2010年3月11日星期四

If The FA Do Nothing, What`s The Point...?

On average, thousands of referees quit football every year at because of the abuse they receive from players and from the sidelines...


In response, The FA's Respect programme provides a series of tools for leagues, clubs, coaches, referees, players and parents from grassroots to elite football to ensure a safe, positive environment in which to enjoy the game.


When the FA launched their Respect campaign, any right-thinking person could not criticise its aims, or believe that it didn't have the best of intentions.


The only criticism sensible commentators could and did have, was the hope that this wasn't merely a well-intentioned talking shop. That it would prove to be more than some nice slogans and TV adverts that made us stroke our chins and make approving 'Hmmmmm' noises.


The FA has had a number of ideal chances to show they are serious, to make an example of someone, if you will. And the latest came with Steven Gerrard's V-sign shenanigans against Wigan on Monday night.


Excuses have been made for Gerrard, largely along the lines of 'He was showing his passion', and the suggestion that Gerrard was signalling he had only committed two fouls is perfectly plausible. Plausible, that is, if it wasn't accompanied with the words 'F**k off' from England's vice-captain, words that didn't take a great deal of lip-reading skill to decipher.


Indeed, Rafa Benitez's explanation that he was simply 'moving his fingers' is up there with Gerard Houllier's assertion that Robbie Fowler was mocking Rigobert Song in the laughably implausible stakes


However, anyone with an ounce of objectivity knew what Gerrard was doing.


Take anyone who has no interest in football to a match and the chances are they will be shocked at the behaviour that is considered acceptable in a ground, when it would not be tolerated in the real world.


It's a clich? but kids really do emulate their heroes, which is one of a thousand reasons why players and fans alike should be encouraged to behave like respectable human beings at matches.


So by implicitly condoning abuse of referees the FA are dooming their pledge to help football 'from grassroots to elite' before they've really started.


It was with depressing predictability that the FA hid behind Andre Marriner's dismissal of the gesture, but in trying not to undermine the authority of one official, they have undermined the aims of an entirely laudable campaign.
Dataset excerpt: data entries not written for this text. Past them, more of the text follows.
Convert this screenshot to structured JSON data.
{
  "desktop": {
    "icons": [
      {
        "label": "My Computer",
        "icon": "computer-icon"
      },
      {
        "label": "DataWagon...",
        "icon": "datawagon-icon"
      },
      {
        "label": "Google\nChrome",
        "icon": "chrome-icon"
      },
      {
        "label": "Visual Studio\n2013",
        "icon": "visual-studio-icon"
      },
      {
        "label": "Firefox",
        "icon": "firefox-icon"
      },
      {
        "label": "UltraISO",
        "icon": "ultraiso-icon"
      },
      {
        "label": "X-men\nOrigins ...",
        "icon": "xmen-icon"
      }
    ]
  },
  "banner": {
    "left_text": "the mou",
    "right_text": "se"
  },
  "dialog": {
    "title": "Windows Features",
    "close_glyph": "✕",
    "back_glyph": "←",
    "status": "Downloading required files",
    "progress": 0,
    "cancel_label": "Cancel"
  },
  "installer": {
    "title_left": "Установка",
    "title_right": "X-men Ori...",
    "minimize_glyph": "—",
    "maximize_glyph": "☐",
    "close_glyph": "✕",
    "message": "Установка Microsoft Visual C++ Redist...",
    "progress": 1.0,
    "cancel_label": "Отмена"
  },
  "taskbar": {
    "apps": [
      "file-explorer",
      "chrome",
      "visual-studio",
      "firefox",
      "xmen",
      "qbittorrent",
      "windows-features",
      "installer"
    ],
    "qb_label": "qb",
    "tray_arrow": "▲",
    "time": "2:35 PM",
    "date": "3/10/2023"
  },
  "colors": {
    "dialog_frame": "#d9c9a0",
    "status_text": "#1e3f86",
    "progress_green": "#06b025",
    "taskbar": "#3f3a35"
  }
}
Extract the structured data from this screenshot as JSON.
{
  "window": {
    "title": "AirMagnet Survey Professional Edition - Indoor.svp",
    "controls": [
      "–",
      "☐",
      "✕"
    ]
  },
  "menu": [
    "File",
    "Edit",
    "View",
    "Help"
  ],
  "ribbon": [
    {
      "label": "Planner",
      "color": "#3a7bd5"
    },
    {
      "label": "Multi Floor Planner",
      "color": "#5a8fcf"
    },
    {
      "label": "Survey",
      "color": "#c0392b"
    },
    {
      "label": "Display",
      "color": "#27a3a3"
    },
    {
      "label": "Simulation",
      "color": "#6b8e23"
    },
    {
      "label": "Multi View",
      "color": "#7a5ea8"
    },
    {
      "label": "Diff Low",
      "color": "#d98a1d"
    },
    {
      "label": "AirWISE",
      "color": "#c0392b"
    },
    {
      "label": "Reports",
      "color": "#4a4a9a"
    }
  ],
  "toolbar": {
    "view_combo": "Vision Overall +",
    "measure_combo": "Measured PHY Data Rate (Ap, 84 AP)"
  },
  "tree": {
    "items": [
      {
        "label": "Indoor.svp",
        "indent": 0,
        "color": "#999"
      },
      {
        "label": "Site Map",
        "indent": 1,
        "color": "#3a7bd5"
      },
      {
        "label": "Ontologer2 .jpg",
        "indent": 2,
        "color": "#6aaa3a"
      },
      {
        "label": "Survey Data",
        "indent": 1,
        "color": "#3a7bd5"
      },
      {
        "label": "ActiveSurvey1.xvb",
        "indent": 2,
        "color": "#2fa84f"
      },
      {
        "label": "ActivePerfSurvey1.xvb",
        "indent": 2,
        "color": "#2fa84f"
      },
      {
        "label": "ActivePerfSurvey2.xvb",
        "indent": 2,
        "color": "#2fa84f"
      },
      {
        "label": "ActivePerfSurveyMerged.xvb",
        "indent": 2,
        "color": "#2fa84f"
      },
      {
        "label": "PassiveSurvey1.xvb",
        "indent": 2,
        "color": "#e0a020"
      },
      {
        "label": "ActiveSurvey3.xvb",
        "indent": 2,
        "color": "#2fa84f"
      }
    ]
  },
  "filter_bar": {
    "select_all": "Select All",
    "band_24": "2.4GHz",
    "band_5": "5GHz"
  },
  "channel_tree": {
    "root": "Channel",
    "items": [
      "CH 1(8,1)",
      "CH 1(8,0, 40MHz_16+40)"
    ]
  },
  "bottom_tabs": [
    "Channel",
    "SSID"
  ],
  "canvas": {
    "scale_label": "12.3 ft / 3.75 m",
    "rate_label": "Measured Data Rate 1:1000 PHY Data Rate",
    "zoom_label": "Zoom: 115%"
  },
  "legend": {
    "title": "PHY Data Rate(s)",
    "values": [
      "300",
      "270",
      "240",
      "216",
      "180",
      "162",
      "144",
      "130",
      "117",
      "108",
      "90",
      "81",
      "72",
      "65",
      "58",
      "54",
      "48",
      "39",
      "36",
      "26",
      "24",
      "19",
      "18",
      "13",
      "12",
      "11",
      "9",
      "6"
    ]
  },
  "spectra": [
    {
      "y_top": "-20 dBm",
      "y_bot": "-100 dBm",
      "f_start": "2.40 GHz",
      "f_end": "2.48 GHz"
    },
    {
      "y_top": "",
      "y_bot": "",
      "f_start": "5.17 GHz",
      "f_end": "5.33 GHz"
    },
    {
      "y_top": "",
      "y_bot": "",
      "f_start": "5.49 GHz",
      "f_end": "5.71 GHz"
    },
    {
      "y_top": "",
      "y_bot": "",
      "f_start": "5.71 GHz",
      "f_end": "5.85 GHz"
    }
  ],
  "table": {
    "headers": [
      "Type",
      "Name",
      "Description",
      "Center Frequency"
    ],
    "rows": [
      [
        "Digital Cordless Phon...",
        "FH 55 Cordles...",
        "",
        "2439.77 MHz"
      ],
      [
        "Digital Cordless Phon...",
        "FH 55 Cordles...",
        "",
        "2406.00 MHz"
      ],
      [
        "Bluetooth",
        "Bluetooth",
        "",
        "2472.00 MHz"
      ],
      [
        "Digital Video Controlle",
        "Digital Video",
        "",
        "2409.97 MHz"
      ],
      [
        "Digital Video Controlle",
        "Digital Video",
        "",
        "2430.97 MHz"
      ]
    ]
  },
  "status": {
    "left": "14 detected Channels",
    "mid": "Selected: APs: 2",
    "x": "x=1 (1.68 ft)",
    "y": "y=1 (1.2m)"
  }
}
A campaign for which they are currently running a series of TV adverts, that one imagines did not come cheap.


Here was a perfect opportunity - a high profile figure, caught red-handed, doing exactly what 'Respect' preaches against, but the FA have done nothing.


Managers are routinely 'asked to explain' comments about referees when emotions are high, so why has Gerrard not even been invited to the shiny new offices at Wembley for a chat?


The FA have form in not punishing an England international in a World Cup year (the dent in Neil Lennon's face is evidence enough for that), but they must separate the national side with their role as a disciplinary body.


One might wonder why/despair that a campaign such as 'Respect' exists, but if the FA continue to do nothing even when presented with the clearest of cases, it has no hope of making any impact.